NOAA released its 2021 Hurricane Season Outlook. Image: NOAA/Screenshot


The Inertia

In the last few years, the weather has gotten more and more unruly. Bigger fires, hotter and colder seasons — the pendulum is swinging wildly from extreme to extreme, and if you believe in numbers, facts, and peer-reviewed science instead of some dude in his basement who claims to be a scientist, we’ve got a lot to do with it. All that aside, though, the National Oceanic and Atmospheric Association (NOAA) is warning that the Atlantic is in for yet another “above average” hurricane season this year.

“Now is the time for communities along the coastline as well as inland to get prepared for the dangers that hurricanes can bring,” said Secretary of Commerce Gina Raimondo. “The experts at NOAA are poised to deliver life-saving early warnings and forecasts to communities, which will also help minimize the economic impacts of storms.”

According to the NOAA Climate Prediction Center, there’s a 60 percent chance that the 2021 hurricane season in the Atlantic will likely have 13-20 named storms. Six to 10 of those could become hurricanes, and up to five could potentially become major hurricanes. The Atlantic hurricane season officially runs from June 1 to November 30.

With any luck, however, 2021’s hurricane season won’t be as bad as last year’s — 2020 was a bad year all around, and hurricanes were no exception. Storms are named when they reach tropical strength or higher, and since they’re named using the Latin alphabet — which contains only 26-letters — scientists were forced to use the (gasp!) Greek alphabet for only the second time since we started naming storms. Thirteen of last year’s named storms became hurricanes. The long-term seasonal average up until 2020 was six hurricanes. Which, if my math is correct, is more than double.

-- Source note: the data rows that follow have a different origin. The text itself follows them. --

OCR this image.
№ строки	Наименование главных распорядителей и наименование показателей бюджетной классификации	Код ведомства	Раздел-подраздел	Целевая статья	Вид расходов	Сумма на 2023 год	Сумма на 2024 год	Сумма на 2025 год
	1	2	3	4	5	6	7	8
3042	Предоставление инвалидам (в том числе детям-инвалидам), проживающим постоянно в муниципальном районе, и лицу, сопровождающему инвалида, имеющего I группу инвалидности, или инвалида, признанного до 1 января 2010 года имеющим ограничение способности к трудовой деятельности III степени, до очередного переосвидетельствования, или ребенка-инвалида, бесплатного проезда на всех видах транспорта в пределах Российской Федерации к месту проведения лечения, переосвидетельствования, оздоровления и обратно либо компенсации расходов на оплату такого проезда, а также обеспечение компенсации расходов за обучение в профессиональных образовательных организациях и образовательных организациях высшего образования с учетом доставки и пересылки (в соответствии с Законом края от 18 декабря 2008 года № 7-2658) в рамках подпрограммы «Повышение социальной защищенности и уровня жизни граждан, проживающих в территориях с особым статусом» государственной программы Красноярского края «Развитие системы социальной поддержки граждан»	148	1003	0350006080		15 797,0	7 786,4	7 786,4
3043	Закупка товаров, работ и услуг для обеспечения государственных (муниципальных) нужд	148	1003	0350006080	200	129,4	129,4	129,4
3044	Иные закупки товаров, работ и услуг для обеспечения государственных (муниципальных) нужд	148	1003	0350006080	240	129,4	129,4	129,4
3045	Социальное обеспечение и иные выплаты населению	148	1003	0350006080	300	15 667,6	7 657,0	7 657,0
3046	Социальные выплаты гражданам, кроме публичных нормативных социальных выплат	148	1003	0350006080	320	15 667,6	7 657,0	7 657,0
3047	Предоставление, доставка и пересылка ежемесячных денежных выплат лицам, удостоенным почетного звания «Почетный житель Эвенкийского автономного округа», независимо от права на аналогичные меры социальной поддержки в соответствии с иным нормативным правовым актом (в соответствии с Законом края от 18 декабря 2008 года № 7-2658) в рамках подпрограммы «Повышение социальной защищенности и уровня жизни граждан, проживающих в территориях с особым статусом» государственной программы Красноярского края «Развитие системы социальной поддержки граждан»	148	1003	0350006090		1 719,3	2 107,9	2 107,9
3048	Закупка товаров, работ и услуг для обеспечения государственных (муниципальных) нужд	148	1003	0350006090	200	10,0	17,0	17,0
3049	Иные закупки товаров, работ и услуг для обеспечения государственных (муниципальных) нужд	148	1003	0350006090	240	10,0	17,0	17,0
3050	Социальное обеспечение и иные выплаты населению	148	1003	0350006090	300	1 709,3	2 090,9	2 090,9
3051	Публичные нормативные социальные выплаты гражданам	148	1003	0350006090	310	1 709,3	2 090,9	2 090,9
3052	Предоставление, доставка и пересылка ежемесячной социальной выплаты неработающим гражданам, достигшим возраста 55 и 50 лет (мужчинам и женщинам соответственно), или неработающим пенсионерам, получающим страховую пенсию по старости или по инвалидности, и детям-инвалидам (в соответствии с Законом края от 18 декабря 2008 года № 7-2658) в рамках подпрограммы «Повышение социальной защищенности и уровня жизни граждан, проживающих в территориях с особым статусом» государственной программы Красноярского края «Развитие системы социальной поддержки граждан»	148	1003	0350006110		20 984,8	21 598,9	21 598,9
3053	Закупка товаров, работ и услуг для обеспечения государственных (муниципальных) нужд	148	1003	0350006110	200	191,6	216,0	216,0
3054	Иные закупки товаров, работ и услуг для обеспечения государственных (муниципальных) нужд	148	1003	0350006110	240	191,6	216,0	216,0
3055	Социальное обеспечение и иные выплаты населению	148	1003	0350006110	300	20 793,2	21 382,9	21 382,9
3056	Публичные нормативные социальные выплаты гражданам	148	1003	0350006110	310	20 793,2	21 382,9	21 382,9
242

So when does “above average” become so common that it just becomes “average?” Well, we’re pretty much there. The Climate Prediction Center has stopped using the old data that was based on seasonal norms from 1981 to 2010. Now, they’re using a dataset from 1991 to 2020. As we’ve learned how to better understand how storms are created — not to mention the new technology — the NOAA folks have realized that the definition of an “average” hurricane season needed to change, too.